05 大家の回想
今朝の目覚めは爽やかとは程遠かった。
まだ微かに痛む腹を擦り、手際よく調理する野火の背中を僅かな敗北を感じながら眺める。
「野火、料理出来たのか」
「ハッ! おいらを誰だと思ってんだ」
「タダ飯食らいで無職の居候」
「…………」
すぐさま返すと野火はグッと言い詰まる。それどころか調理する手を止めて、胸に手を当てている。
……何やってんだ。
「うぅ……亭主に虐げられる妻の気持ちが分かる」
「………………布団、畳もう」
包丁を持ったままアホなことを言う野火(せめてやるなら包丁を置け、危ない)に呆れ果てる。こいつは俺に何を求めているのだろうか。

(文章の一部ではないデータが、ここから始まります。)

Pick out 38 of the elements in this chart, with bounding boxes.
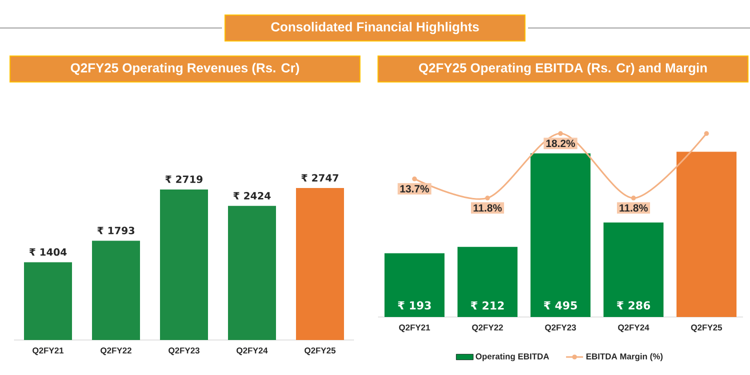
x-tick-label: Q2FY23 [545, 324, 576, 332]
data-label: ₹ 2424 [233, 192, 271, 200]
bar [676, 152, 737, 317]
x-tick-label: Q2FY24 [618, 324, 650, 332]
bar [24, 262, 72, 340]
data-label: 18.2% [546, 140, 576, 148]
x-tick-label: Q2FY25 [691, 324, 722, 332]
x-tick-label: Q2FY23 [168, 348, 200, 356]
data-label: 11.8% [474, 204, 502, 212]
chart-title: Q2FY25 Operating EBITDA (Rs. Cr) and Margin [419, 62, 707, 76]
data-label: ₹ 286 [616, 301, 650, 310]
data-label: 11.8% [620, 204, 648, 212]
x-tick-label: Q2FY21 [32, 348, 64, 356]
data-label: ₹ 495 [544, 301, 577, 310]
x-tick-label: Q2FY21 [399, 324, 430, 332]
bar [228, 206, 276, 340]
legend-label: EBITDA Margin (%) [586, 353, 663, 362]
bar [384, 253, 445, 317]
bar [92, 240, 140, 340]
text: Consolidated Financial Highlights [271, 22, 479, 34]
bar [296, 188, 344, 340]
chart-title: Q2FY25 Operating Revenues (Rs. Cr) [70, 62, 300, 76]
data-label: ₹ 1404 [29, 248, 67, 256]
legend-label: Operating EBITDA [476, 353, 550, 362]
data-label: ₹ 2747 [301, 174, 338, 182]
x-tick-label: Q2FY25 [304, 348, 336, 356]
x-tick-label: Q2FY22 [100, 348, 132, 356]
data-label: ₹ 2719 [165, 175, 202, 184]
data-label: ₹ 1793 [97, 226, 134, 234]
bar [160, 190, 208, 340]
data-label: 13.7% [400, 185, 430, 192]
bar [604, 222, 664, 317]
bar [458, 246, 518, 317]
x-tick-label: Q2FY24 [236, 348, 268, 356]
data-label: ₹ 212 [470, 301, 504, 310]
data-label: ₹ 193 [398, 301, 431, 310]
bar [530, 153, 591, 317]
x-tick-label: Q2FY22 [472, 324, 503, 332]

完璧に無視して放置されていた布団を手に取る俺を見て、野火は振りを止めて調理に戻った。ぶつぶつと言う独り言の一つを聞くと「シロ、乗り悪い」と。
なんでそんなダメ出しされなきゃならないんだ。
そんなことを思いながら、深いため息をついた。
***
「勝手に部屋の物をいじるなよ。あと、知らない人間が来ても部屋にあげるな。それから――」
「シロ、そんな子供に言い聞かせるように言わなくても分かるって」
野火が呆れたように言うが俺は止めなかった。コイツは信用ならん、この一言に尽きる。
また顔を険しくさせると野火が近寄ってきて、眉間をぐいっと引き伸ばされた。
「シロー眉間が大変なことになってますよ」
「誰のせいだ」
九割方お前のせいだと言うとケラケラ笑う野火。一応これから仕事に出るというのに何だ、この疲労感は。

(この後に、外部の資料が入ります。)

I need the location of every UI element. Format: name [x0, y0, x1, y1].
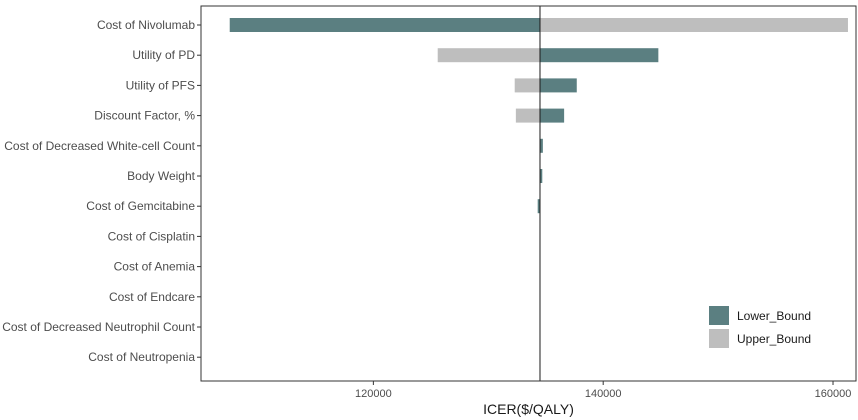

後ろで「いってらっさーい」という野火の見送りをうけながら自室を後にした。あいつはどれだけ俺から気力を奪い取る気だろう。この俺を、声一つでここまで疲れさせるのは野火しかいまい。
重い足取りで歩いていくと、長屋の共同部屋の方から良い匂いが漂ってきた。
その部屋は長屋住民の要望によって作られた部屋なので、その名の通り、誰でも使用できる。
台所もあるため、住民の溜り場になりつつあった。
仕事に行く前に茶を飲んでくか。そう思いながらそこへ足を踏み入れると、見知った顔。
「お、四郎起きてたのか。珍しいなぁこの時間帯に起きてるのって」
「松之助か。今日は……まぁ、いろいろあってだな」
真っ先に声をかけてきたのは笑顔の絶えない男、松之助。昔からの付き合いである男が座っていた。

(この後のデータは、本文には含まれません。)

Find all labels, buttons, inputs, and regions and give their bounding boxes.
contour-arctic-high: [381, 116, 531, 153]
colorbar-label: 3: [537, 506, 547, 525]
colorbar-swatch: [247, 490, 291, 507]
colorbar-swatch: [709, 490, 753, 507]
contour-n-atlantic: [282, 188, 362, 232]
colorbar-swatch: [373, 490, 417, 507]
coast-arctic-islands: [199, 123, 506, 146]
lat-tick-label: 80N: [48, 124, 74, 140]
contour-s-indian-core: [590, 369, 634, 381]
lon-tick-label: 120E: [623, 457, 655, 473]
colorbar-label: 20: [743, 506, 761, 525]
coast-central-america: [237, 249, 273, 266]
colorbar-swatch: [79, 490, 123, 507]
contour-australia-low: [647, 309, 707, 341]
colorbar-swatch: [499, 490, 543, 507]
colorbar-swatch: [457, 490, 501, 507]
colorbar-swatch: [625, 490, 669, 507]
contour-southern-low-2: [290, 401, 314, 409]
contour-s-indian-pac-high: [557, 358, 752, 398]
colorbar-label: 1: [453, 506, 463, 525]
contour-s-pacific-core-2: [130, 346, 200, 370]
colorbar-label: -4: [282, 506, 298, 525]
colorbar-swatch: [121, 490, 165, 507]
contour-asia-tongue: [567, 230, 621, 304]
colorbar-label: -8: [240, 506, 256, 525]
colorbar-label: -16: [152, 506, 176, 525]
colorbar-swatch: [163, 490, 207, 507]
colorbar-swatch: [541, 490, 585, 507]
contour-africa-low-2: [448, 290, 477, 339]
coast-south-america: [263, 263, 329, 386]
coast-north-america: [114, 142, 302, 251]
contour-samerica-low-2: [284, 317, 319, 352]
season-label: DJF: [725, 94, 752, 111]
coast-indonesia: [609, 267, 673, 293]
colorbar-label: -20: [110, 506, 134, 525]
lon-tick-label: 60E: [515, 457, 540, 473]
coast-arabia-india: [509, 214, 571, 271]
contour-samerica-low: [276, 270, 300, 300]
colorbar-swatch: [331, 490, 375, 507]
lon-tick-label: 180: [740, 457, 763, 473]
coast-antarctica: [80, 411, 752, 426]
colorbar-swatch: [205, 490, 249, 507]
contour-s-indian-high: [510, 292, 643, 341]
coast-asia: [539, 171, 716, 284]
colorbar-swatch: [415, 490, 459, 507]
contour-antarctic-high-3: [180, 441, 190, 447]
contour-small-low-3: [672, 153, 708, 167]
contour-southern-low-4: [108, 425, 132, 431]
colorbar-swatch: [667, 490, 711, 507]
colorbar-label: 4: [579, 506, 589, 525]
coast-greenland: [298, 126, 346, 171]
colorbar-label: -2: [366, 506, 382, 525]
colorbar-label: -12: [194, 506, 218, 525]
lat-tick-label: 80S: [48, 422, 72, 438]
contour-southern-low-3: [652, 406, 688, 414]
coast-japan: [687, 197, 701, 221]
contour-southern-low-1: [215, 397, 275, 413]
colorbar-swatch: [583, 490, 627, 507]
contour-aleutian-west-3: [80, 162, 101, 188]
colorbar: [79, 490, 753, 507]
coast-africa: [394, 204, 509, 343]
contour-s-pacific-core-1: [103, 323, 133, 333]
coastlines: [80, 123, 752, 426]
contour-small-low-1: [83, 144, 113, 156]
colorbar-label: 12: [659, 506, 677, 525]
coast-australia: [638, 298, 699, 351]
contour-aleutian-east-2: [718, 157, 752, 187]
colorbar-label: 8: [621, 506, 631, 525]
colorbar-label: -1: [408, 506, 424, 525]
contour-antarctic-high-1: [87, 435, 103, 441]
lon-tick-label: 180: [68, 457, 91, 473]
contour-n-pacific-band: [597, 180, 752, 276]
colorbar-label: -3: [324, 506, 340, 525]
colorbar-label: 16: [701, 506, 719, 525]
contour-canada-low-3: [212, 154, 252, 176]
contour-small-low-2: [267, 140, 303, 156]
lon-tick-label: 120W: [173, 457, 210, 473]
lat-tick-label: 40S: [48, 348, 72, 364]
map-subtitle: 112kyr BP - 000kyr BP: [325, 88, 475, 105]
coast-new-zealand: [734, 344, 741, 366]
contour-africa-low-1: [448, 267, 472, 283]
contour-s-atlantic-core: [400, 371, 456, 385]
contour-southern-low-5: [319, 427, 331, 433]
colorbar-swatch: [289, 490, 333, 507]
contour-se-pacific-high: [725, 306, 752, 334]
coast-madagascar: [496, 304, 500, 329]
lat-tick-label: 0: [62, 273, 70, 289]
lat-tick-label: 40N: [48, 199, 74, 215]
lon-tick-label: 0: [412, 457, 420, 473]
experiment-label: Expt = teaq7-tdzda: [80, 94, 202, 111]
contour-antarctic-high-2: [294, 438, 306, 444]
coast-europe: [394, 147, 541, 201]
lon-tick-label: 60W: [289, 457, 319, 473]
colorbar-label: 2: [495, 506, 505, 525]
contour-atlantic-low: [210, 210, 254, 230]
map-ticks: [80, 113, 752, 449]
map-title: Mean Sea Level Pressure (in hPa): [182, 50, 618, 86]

どうやらこれから朝飯らしく、湯気の立つツヤツヤの白飯を頂こうとしているところのようだ。
「じゃあ飯食うか?」
「もう食った。茶をくれ」
「お前って料理出来たっけ? 一郎が昔、弟の飯がクソ不味いっつーか死ぬ、とか言ってたぞ」
「あの野郎………」
派手な出で立ちの長男がニヤニヤと笑っている様子が真っ先に目に浮かんだ。あの蛾男……今度会ったら叩っ斬ってやる。
「まーさーかー、コレか?」
「…………何だよその小指。へし折るぞ」
「あれ、違うのか」
小指を立ててアハハと笑う松之助にがっくりと肩を落とす。野火と……? 絶対にそれはない。
もしそんなことがあるとしたら、俺は未来の自分を殴り飛ばしてでも正気に戻す。
「違う。ちょっと拾いモノをしただけだ」
「何拾ったんだ?」
「狐」
「ん?」
意識することなく自然と零れた言葉に俺自身が驚く。でも、そう答えておいて正解だったかもしれない。できるなら野火の存在は知られないほうが、いい。
俺の返事に米粒を落としている松之助に向かって、今度はゆっくりと言った。
「狐、拾ったんだ」
だって、同居人があんな変人だなんて知られたくないだろ。